METHODS: Fifty adult patients with grade III-IV hepatic trauma were admitted to our Hepato-Biliary-Pancreatic Surgery and Level II Regional Trauma Center from 1993 to 2010 and retrospectively analyzed. Injury severity, management strategies and outcomes of patients admitted between 1993 and 2005 were analyzed and compared with those admitted between 2005 and 2010. Univariable and multivariable logistic models were fitted to investigate the differences between the two time windows studied, in particular with regard to morbidity, mortality, treatment and outcomes, the use of non-operative management and of angiographic embolization.

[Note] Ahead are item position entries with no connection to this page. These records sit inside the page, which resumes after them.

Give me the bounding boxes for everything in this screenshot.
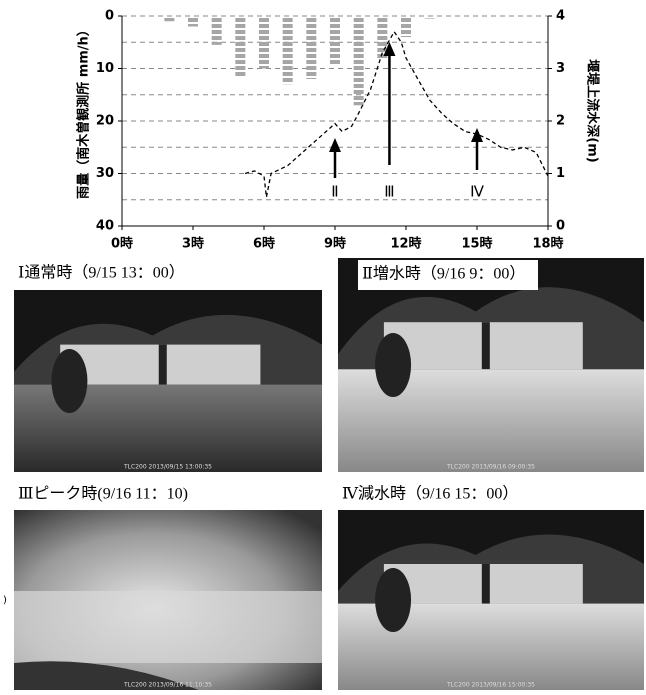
tree [375, 333, 411, 397]
photo-caption: Ⅱ増水時（9/16 9：00） [362, 265, 525, 283]
edge-text: ) [3, 595, 7, 606]
y-axis-title: 雨量（南木曽観測所 mm/h） [76, 23, 92, 199]
page: ) 0 10 20 30 40 0 1 2 3 4 0時 3時 6時 9時 12時 15時 18時 雨量（南木曽観… [0, 0, 646, 691]
photo: TLC200 2013/09/15 13:00:35 Ⅰ通常時（9/15 13：0… [14, 258, 322, 472]
y-tick-label: 10 [96, 61, 114, 76]
y-tick-label: 30 [96, 166, 114, 181]
bar [425, 16, 435, 19]
bar [259, 16, 269, 69]
arrow-head [471, 128, 483, 142]
x-tick-label: 12時 [390, 236, 421, 252]
y2-tick-label: 2 [556, 114, 565, 129]
y2-tick-label: 1 [556, 166, 565, 181]
photo: TLC200 2013/09/16 15:00:35 Ⅳ減水時（9/16 15：0… [338, 480, 644, 690]
y-tick-label: 0 [105, 9, 114, 24]
photo-caption: Ⅲピーク時(9/16 11：10) [18, 485, 188, 503]
bar [283, 16, 293, 84]
annotation: Ⅳ [470, 184, 484, 200]
y-tick-label: 40 [96, 219, 114, 234]
bar [306, 16, 316, 79]
dam-slit [159, 345, 167, 385]
x-tick-label: 9時 [324, 236, 346, 252]
x-tick-label: 3時 [182, 236, 204, 252]
dam-slit [482, 322, 490, 369]
x-tick-label: 15時 [461, 236, 492, 252]
bar [188, 16, 198, 27]
x-tick-label: 0時 [111, 236, 133, 252]
y2-tick-label: 0 [556, 219, 565, 234]
photo-timestamp: TLC200 2013/09/16 15:00:35 [446, 682, 535, 689]
dam-slit [482, 564, 490, 604]
photo-timestamp: TLC200 2013/09/16 09:00:35 [446, 464, 535, 471]
bar [164, 16, 174, 21]
photo-timestamp: TLC200 2013/09/15 13:00:35 [123, 464, 212, 471]
bar [401, 16, 411, 37]
y-tick-label: 20 [96, 114, 114, 129]
arrow-head [329, 138, 341, 152]
bar [330, 16, 340, 66]
annotation: Ⅲ [384, 184, 394, 200]
x-tick-label: 18時 [532, 236, 563, 252]
bar [235, 16, 245, 76]
bar [212, 16, 222, 45]
photo-caption: Ⅰ通常時（9/15 13：00） [18, 264, 185, 282]
photo-caption: Ⅳ減水時（9/16 15：00） [342, 485, 518, 503]
tree [51, 349, 87, 413]
photo-timestamp: TLC200 2013/09/16 11:10:35 [123, 682, 212, 689]
tree [375, 568, 411, 632]
flood [14, 591, 322, 663]
photo: TLC200 2013/09/16 09:00:35 Ⅱ増水時（9/16 9：00… [338, 258, 644, 472]
y2-tick-label: 3 [556, 61, 565, 76]
x-tick-label: 6時 [253, 236, 275, 252]
annotation: Ⅱ [331, 184, 338, 200]
figure: ) 0 10 20 30 40 0 1 2 3 4 0時 3時 6時 9時 12時 15時 18時 雨量（南木曽観… [0, 0, 646, 691]
y2-tick-label: 4 [556, 9, 565, 24]
y2-axis-title: 堰堤上流水深(m) [585, 59, 601, 162]
photo: TLC200 2013/09/16 11:10:35 Ⅲピーク時(9/16 11：… [14, 480, 322, 690]
bar [354, 16, 364, 105]
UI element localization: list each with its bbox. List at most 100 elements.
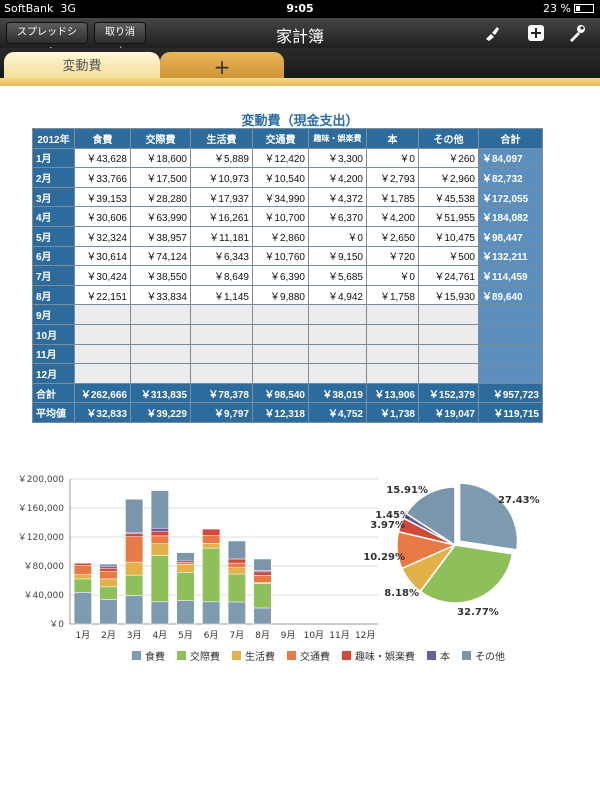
table-cell[interactable]: [418, 363, 479, 384]
table-cell[interactable]: ￥4,200: [308, 167, 367, 188]
table-cell[interactable]: ￥10,973: [190, 167, 253, 188]
table-cell[interactable]: [366, 343, 419, 365]
table-cell[interactable]: ￥12,318: [252, 402, 309, 423]
table-cell[interactable]: ￥6,390: [252, 265, 309, 286]
table-cell[interactable]: ￥39,229: [130, 402, 191, 423]
row-total-cell[interactable]: ￥184,082: [478, 206, 543, 227]
table-cell[interactable]: ￥17,937: [190, 186, 253, 208]
table-cell[interactable]: ￥9,797: [190, 402, 253, 423]
table-cell[interactable]: ￥500: [418, 245, 479, 267]
table-cell[interactable]: ￥10,700: [252, 206, 309, 227]
row-header[interactable]: 4月: [32, 206, 75, 227]
table-cell[interactable]: ￥1,758: [366, 284, 419, 306]
table-cell[interactable]: ￥152,379: [418, 382, 479, 404]
table-cell[interactable]: ￥28,280: [130, 186, 191, 208]
table-cell[interactable]: [190, 323, 253, 345]
table-cell[interactable]: ￥5,889: [190, 147, 253, 169]
table-cell[interactable]: ￥15,930: [418, 284, 479, 306]
table-cell[interactable]: ￥12,420: [252, 147, 309, 169]
row-header[interactable]: 6月: [32, 245, 75, 267]
table-cell[interactable]: ￥33,766: [74, 167, 131, 188]
row-total-cell[interactable]: ￥172,055: [478, 186, 543, 208]
row-total-cell[interactable]: [478, 323, 543, 345]
table-cell[interactable]: ￥2,960: [418, 167, 479, 188]
table-cell[interactable]: ￥51,955: [418, 206, 479, 227]
table-cell[interactable]: ￥98,540: [252, 382, 309, 404]
row-total-cell[interactable]: ￥89,640: [478, 284, 543, 306]
table-cell[interactable]: ￥13,906: [366, 382, 419, 404]
row-header[interactable]: 合計: [32, 382, 75, 404]
table-cell[interactable]: ￥1,785: [366, 186, 419, 208]
row-header[interactable]: 7月: [32, 265, 75, 286]
table-cell[interactable]: ￥10,540: [252, 167, 309, 188]
table-cell[interactable]: ￥16,261: [190, 206, 253, 227]
table-cell[interactable]: [252, 363, 309, 384]
row-header[interactable]: 5月: [32, 225, 75, 247]
table-cell[interactable]: [308, 343, 367, 365]
table-cell[interactable]: ￥9,880: [252, 284, 309, 306]
row-header[interactable]: 12月: [32, 363, 75, 384]
table-cell[interactable]: [418, 323, 479, 345]
table-cell[interactable]: ￥17,500: [130, 167, 191, 188]
table-cell[interactable]: ￥1,738: [366, 402, 419, 423]
table-cell[interactable]: ￥6,370: [308, 206, 367, 227]
row-total-cell[interactable]: ￥114,459: [478, 265, 543, 286]
table-cell[interactable]: ￥63,990: [130, 206, 191, 227]
row-header[interactable]: 9月: [32, 304, 75, 325]
table-cell[interactable]: ￥4,200: [366, 206, 419, 227]
table-cell[interactable]: ￥32,833: [74, 402, 131, 423]
table-cell[interactable]: ￥30,606: [74, 206, 131, 227]
table-cell[interactable]: ￥0: [308, 225, 367, 247]
table-cell[interactable]: [74, 323, 131, 345]
table-cell[interactable]: ￥3,300: [308, 147, 367, 169]
table-cell[interactable]: ￥34,990: [252, 186, 309, 208]
table-cell[interactable]: ￥5,685: [308, 265, 367, 286]
table-cell[interactable]: [130, 304, 191, 325]
table-cell[interactable]: ￥38,019: [308, 382, 367, 404]
table-cell[interactable]: ￥43,628: [74, 147, 131, 169]
table-cell[interactable]: ￥24,761: [418, 265, 479, 286]
table-cell[interactable]: [366, 363, 419, 384]
table-cell[interactable]: ￥0: [366, 147, 419, 169]
row-total-cell[interactable]: [478, 304, 543, 325]
table-cell[interactable]: ￥0: [366, 265, 419, 286]
table-cell[interactable]: ￥4,942: [308, 284, 367, 306]
row-total-cell[interactable]: ￥957,723: [478, 382, 543, 404]
table-cell[interactable]: ￥720: [366, 245, 419, 267]
table-cell[interactable]: [190, 304, 253, 325]
table-cell[interactable]: ￥4,752: [308, 402, 367, 423]
add-icon[interactable]: [527, 24, 545, 42]
table-cell[interactable]: ￥10,760: [252, 245, 309, 267]
table-cell[interactable]: [74, 304, 131, 325]
table-cell[interactable]: ￥33,834: [130, 284, 191, 306]
table-cell[interactable]: ￥38,957: [130, 225, 191, 247]
table-cell[interactable]: [190, 343, 253, 365]
row-total-cell[interactable]: [478, 343, 543, 365]
table-cell[interactable]: [252, 304, 309, 325]
row-header[interactable]: 8月: [32, 284, 75, 306]
table-cell[interactable]: [308, 323, 367, 345]
table-cell[interactable]: ￥9,150: [308, 245, 367, 267]
table-cell[interactable]: ￥32,324: [74, 225, 131, 247]
table-cell[interactable]: [418, 343, 479, 365]
table-cell[interactable]: ￥2,650: [366, 225, 419, 247]
table-cell[interactable]: [252, 343, 309, 365]
table-cell[interactable]: [366, 323, 419, 345]
wrench-icon[interactable]: [568, 24, 586, 42]
table-cell[interactable]: ￥8,649: [190, 265, 253, 286]
table-cell[interactable]: ￥2,860: [252, 225, 309, 247]
table-cell[interactable]: [366, 304, 419, 325]
table-cell[interactable]: [74, 363, 131, 384]
row-total-cell[interactable]: ￥82,732: [478, 167, 543, 188]
table-cell[interactable]: [130, 323, 191, 345]
table-cell[interactable]: ￥313,835: [130, 382, 191, 404]
table-cell[interactable]: ￥38,550: [130, 265, 191, 286]
row-total-cell[interactable]: ￥98,447: [478, 225, 543, 247]
table-cell[interactable]: [308, 363, 367, 384]
table-cell[interactable]: ￥6,343: [190, 245, 253, 267]
table-cell[interactable]: ￥1,145: [190, 284, 253, 306]
table-cell[interactable]: [190, 363, 253, 384]
table-cell[interactable]: ￥30,424: [74, 265, 131, 286]
row-header[interactable]: 2月: [32, 167, 75, 188]
table-cell[interactable]: ￥10,475: [418, 225, 479, 247]
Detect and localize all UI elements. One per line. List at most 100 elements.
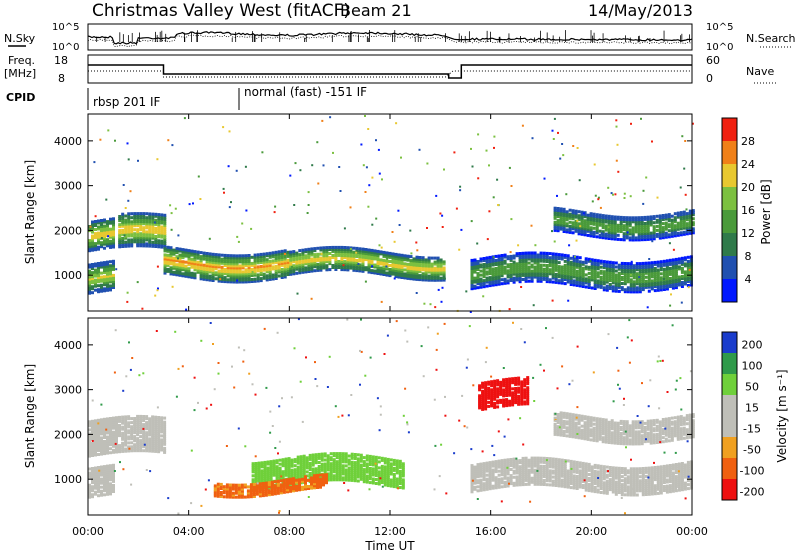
heatmap-cell bbox=[340, 258, 344, 261]
heatmap-cell bbox=[349, 256, 353, 260]
heatmap-cell bbox=[263, 460, 267, 464]
heatmap-cell bbox=[88, 434, 91, 438]
heatmap-cell bbox=[322, 246, 326, 250]
heatmap-cell bbox=[263, 473, 267, 476]
heatmap-cell bbox=[311, 469, 315, 473]
heatmap-cell bbox=[130, 435, 134, 439]
heatmap-cell bbox=[488, 270, 492, 273]
heatmap-cell bbox=[271, 253, 275, 257]
heatmap-cell bbox=[593, 258, 597, 262]
heatmap-cell bbox=[686, 261, 690, 265]
heatmap-cell bbox=[473, 487, 477, 491]
heatmap-cell bbox=[605, 276, 609, 280]
heatmap-cell bbox=[341, 454, 345, 458]
heatmap-cell bbox=[488, 483, 492, 487]
heatmap-cell bbox=[311, 453, 315, 457]
heatmap-cell bbox=[371, 455, 375, 459]
heatmap-cell bbox=[332, 468, 336, 472]
heatmap-cell bbox=[228, 485, 232, 489]
heatmap-cell bbox=[647, 261, 651, 265]
heatmap-cell bbox=[415, 267, 419, 271]
heatmap-cell bbox=[623, 270, 627, 274]
heatmap-cell bbox=[286, 269, 290, 272]
heatmap-cell bbox=[617, 267, 621, 271]
heatmap-cell bbox=[568, 216, 572, 220]
heatmap-cell bbox=[97, 468, 100, 471]
heatmap-cell bbox=[679, 221, 683, 225]
heatmap-cell bbox=[265, 268, 269, 272]
heatmap-cell bbox=[556, 229, 560, 233]
heatmap-cell bbox=[568, 228, 572, 232]
scatter-cell bbox=[124, 207, 127, 209]
heatmap-cell bbox=[94, 445, 97, 449]
heatmap-cell bbox=[302, 472, 306, 476]
heatmap-cell bbox=[545, 257, 549, 261]
heatmap-cell bbox=[320, 462, 324, 466]
heatmap-cell bbox=[686, 259, 690, 263]
heatmap-cell bbox=[232, 270, 236, 274]
scatter-cell bbox=[443, 277, 446, 280]
heatmap-cell bbox=[500, 485, 504, 489]
heatmap-cell bbox=[379, 252, 383, 256]
heatmap-cell bbox=[632, 282, 636, 286]
heatmap-cell bbox=[202, 273, 206, 277]
heatmap-cell bbox=[494, 263, 498, 266]
heatmap-cell bbox=[337, 245, 341, 249]
heatmap-cell bbox=[509, 476, 513, 480]
heatmap-cell bbox=[589, 212, 593, 216]
heatmap-cell bbox=[583, 229, 587, 233]
heatmap-cell bbox=[506, 281, 510, 285]
heatmap-cell bbox=[270, 490, 274, 494]
heatmap-cell bbox=[314, 471, 318, 475]
heatmap-cell bbox=[392, 462, 396, 466]
heatmap-cell bbox=[442, 260, 446, 264]
heatmap-cell bbox=[482, 468, 486, 472]
heatmap-cell bbox=[148, 419, 152, 423]
heatmap-cell bbox=[97, 426, 100, 430]
scatter-cell bbox=[371, 265, 374, 268]
heatmap-cell bbox=[274, 266, 278, 270]
heatmap-cell bbox=[112, 448, 115, 452]
heatmap-cell bbox=[595, 221, 599, 225]
heatmap-cell bbox=[268, 261, 272, 265]
heatmap-cell bbox=[338, 470, 342, 474]
heatmap-cell bbox=[181, 272, 185, 276]
heatmap-cell bbox=[121, 212, 125, 216]
heatmap-cell bbox=[682, 218, 686, 222]
heatmap-cell bbox=[473, 475, 477, 479]
heatmap-cell bbox=[316, 252, 320, 256]
heatmap-cell bbox=[337, 260, 341, 263]
heatmap-cell bbox=[476, 469, 480, 473]
heatmap-cell bbox=[509, 254, 513, 258]
scatter-cell bbox=[610, 192, 613, 195]
heatmap-cell bbox=[289, 489, 292, 493]
heatmap-cell bbox=[289, 479, 292, 483]
heatmap-cell bbox=[238, 266, 242, 270]
heatmap-cell bbox=[671, 270, 675, 274]
heatmap-cell bbox=[202, 271, 206, 275]
heatmap-cell bbox=[584, 267, 588, 271]
heatmap-cell bbox=[352, 260, 356, 264]
heatmap-cell bbox=[335, 476, 339, 480]
heatmap-cell bbox=[88, 263, 91, 267]
heatmap-cell bbox=[136, 427, 140, 430]
heatmap-cell bbox=[275, 473, 279, 477]
heatmap-cell bbox=[536, 263, 540, 267]
heatmap-cell bbox=[308, 464, 312, 467]
heatmap-cell bbox=[112, 436, 115, 440]
heatmap-cell bbox=[671, 280, 675, 284]
heatmap-cell bbox=[671, 286, 675, 290]
heatmap-cell bbox=[590, 286, 594, 290]
heatmap-cell bbox=[665, 283, 669, 287]
heatmap-cell bbox=[581, 262, 585, 266]
heatmap-cell bbox=[326, 466, 330, 470]
heatmap-cell bbox=[229, 274, 233, 278]
heatmap-cell bbox=[640, 232, 644, 236]
heatmap-cell bbox=[344, 470, 348, 474]
heatmap-cell bbox=[524, 474, 528, 478]
heatmap-cell bbox=[326, 462, 330, 466]
heatmap-cell bbox=[611, 289, 615, 293]
heatmap-cell bbox=[676, 223, 680, 227]
heatmap-cell bbox=[332, 452, 336, 456]
heatmap-cell bbox=[662, 263, 666, 267]
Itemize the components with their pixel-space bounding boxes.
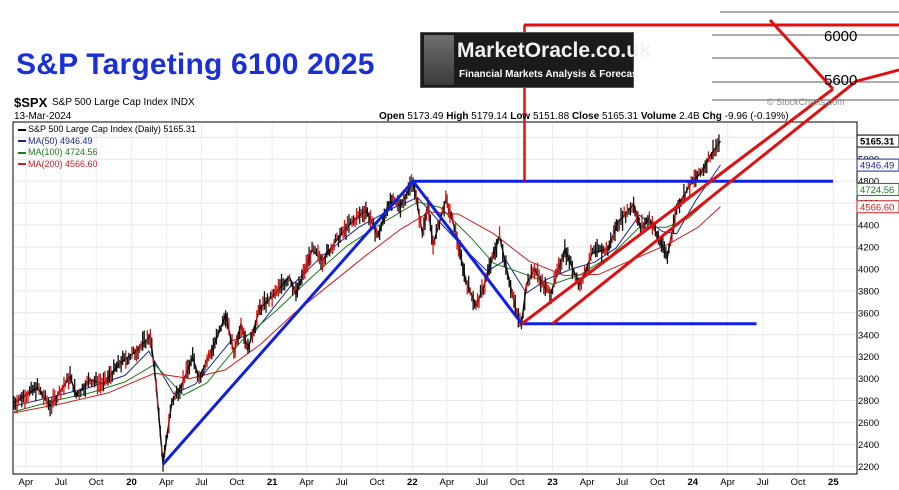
y-tick-label: 4800 <box>858 177 879 188</box>
logo-tagline: Financial Markets Analysis & Forecasts <box>459 69 647 80</box>
value-badge <box>856 134 899 148</box>
legend-swatch <box>18 163 26 166</box>
y-tick-label: 3400 <box>858 330 879 341</box>
legend-ma50-label: MA(50) 4946.49 <box>28 135 93 146</box>
value-badge <box>856 182 899 196</box>
low-label: Low <box>510 111 531 122</box>
y-tick-label: 2600 <box>858 418 879 429</box>
chg-label: Chg <box>702 111 722 122</box>
open-value: 5173.49 <box>407 111 444 122</box>
x-tick-label: Oct <box>89 477 104 488</box>
y-tick-label: 4000 <box>858 264 879 275</box>
y-tick-label: 2400 <box>858 440 879 451</box>
legend-ma50: MA(50) 4946.49 <box>18 136 196 148</box>
x-tick-label: 23 <box>547 477 558 488</box>
logo-figure-icon <box>424 35 454 85</box>
x-tick-label: Apr <box>159 477 174 488</box>
ticker-name: S&P 500 Large Cap Index INDX <box>52 97 195 108</box>
legend-ma200-label: MA(200) 4566.60 <box>28 158 98 169</box>
x-tick-label: Apr <box>580 477 595 488</box>
x-tick-label: Oct <box>510 477 525 488</box>
y-tick-label: 3600 <box>858 308 879 319</box>
ma-line-ma200 <box>13 206 721 414</box>
legend-swatch <box>18 151 26 154</box>
chart-date: 13-Mar-2024 <box>14 111 72 122</box>
legend-ma100: MA(100) 4724.56 <box>18 147 196 159</box>
target-label-6000: 6000 <box>824 28 858 45</box>
price-series <box>13 134 721 472</box>
value-badge-label: 4724.56 <box>860 185 894 196</box>
x-tick-label: 25 <box>828 477 839 488</box>
target-label-5600: 5600 <box>824 72 858 89</box>
x-tick-label: 20 <box>126 477 137 488</box>
close-value: 5165.31 <box>601 111 639 122</box>
ohlc-readout: Open 5173.49 High 5179.14 Low 5151.88 Cl… <box>379 111 789 122</box>
red-trendline-extension <box>855 68 899 83</box>
legend-ma100-label: MA(100) 4724.56 <box>28 147 98 157</box>
x-tick-label: Apr <box>720 477 735 488</box>
x-tick-label: Oct <box>791 477 806 488</box>
headline: S&P Targeting 6100 2025 <box>16 48 375 81</box>
y-tick-label: 3000 <box>858 374 879 385</box>
x-tick-label: Apr <box>299 477 314 488</box>
x-tick-label: Jul <box>476 477 488 488</box>
x-tick-label: 22 <box>407 477 418 488</box>
volume-label: Volume <box>640 111 677 122</box>
low-value: 5151.88 <box>533 111 570 122</box>
value-badge-label: 4946.49 <box>860 161 894 172</box>
red-trendline <box>551 80 857 325</box>
legend-ma200: MA(200) 4566.60 <box>18 159 196 171</box>
value-badge <box>856 158 899 172</box>
legend-price: S&P 500 Large Cap Index (Daily) 5165.31 <box>18 124 196 136</box>
x-tick-label: Oct <box>229 477 244 488</box>
plot-area <box>12 121 858 475</box>
chg-value: -9.96 (-0.19%) <box>724 111 789 122</box>
ma-line-ma50 <box>13 164 721 407</box>
value-badge-label: 5165.31 <box>860 137 895 148</box>
x-tick-label: 21 <box>267 477 278 488</box>
close-label: Close <box>571 111 600 122</box>
red-trendline <box>520 87 834 325</box>
x-tick-label: Oct <box>370 477 385 488</box>
x-tick-label: Apr <box>19 477 34 488</box>
x-tick-label: 24 <box>687 477 698 488</box>
y-tick-label: 4200 <box>858 242 879 253</box>
x-tick-label: Jul <box>616 477 628 488</box>
axis-labels: 2200 2400 2600 2800 3000 3200 3400 3600 3800 4000… <box>19 133 899 488</box>
chart-credit: © StockCharts.com <box>767 97 845 107</box>
volume-value: 2.4B <box>679 111 700 122</box>
value-badge <box>856 200 899 214</box>
trendline-annotations <box>161 18 899 466</box>
grid <box>14 123 856 473</box>
y-tick-label: 2800 <box>858 396 879 407</box>
y-tick-label: 3200 <box>858 352 879 363</box>
high-label: High <box>446 111 469 122</box>
x-tick-label: Jul <box>55 477 67 488</box>
open-label: Open <box>379 111 405 122</box>
legend-swatch <box>18 140 26 143</box>
x-tick-label: Apr <box>440 477 455 488</box>
x-tick-label: Oct <box>650 477 665 488</box>
high-value: 5179.14 <box>471 111 508 122</box>
logo-title: MarketOracle.co.uk <box>457 39 651 62</box>
chart-legend: S&P 500 Large Cap Index (Daily) 5165.31 … <box>18 124 196 170</box>
x-tick-label: Jul <box>757 477 769 488</box>
x-tick-label: Jul <box>336 477 348 488</box>
y-tick-label: 3800 <box>858 286 879 297</box>
legend-swatch <box>18 128 26 131</box>
x-tick-label: Jul <box>195 477 207 488</box>
value-badge-label: 4566.60 <box>860 202 894 213</box>
y-tick-label: 2200 <box>858 462 879 473</box>
marketoracle-logo: MarketOracle.co.uk Financial Markets Ana… <box>420 32 651 88</box>
legend-price-label: S&P 500 Large Cap Index (Daily) 5165.31 <box>28 124 196 134</box>
y-tick-label: 4400 <box>858 221 879 232</box>
red-trendline-extension <box>768 18 835 90</box>
ticker-symbol: $SPX <box>14 95 48 110</box>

RESULTS: At univariable analysis the majority of the patients treated after 2005 were more likely to have undergone arterial embolization, and less likely to have incurred morbidity, conversion to surgery, or to be admitted to the Intensive Care Unit after initial treatment (baseline category). At multivariable analysis the patients treated before 2005 were more likely to be older than 25 years to receive angiographic embolization and less likely to undergo conversion to surgery after failure of non-operative management.
CONCLUSION: The criteria for the conservative treatment of blunt liver trauma is presently often based on hemodynamic stability in injured patients, but its successful management should, instead, be based also on early CT recognition of arterial bleeding and prompt use of angiographic embolization to control it.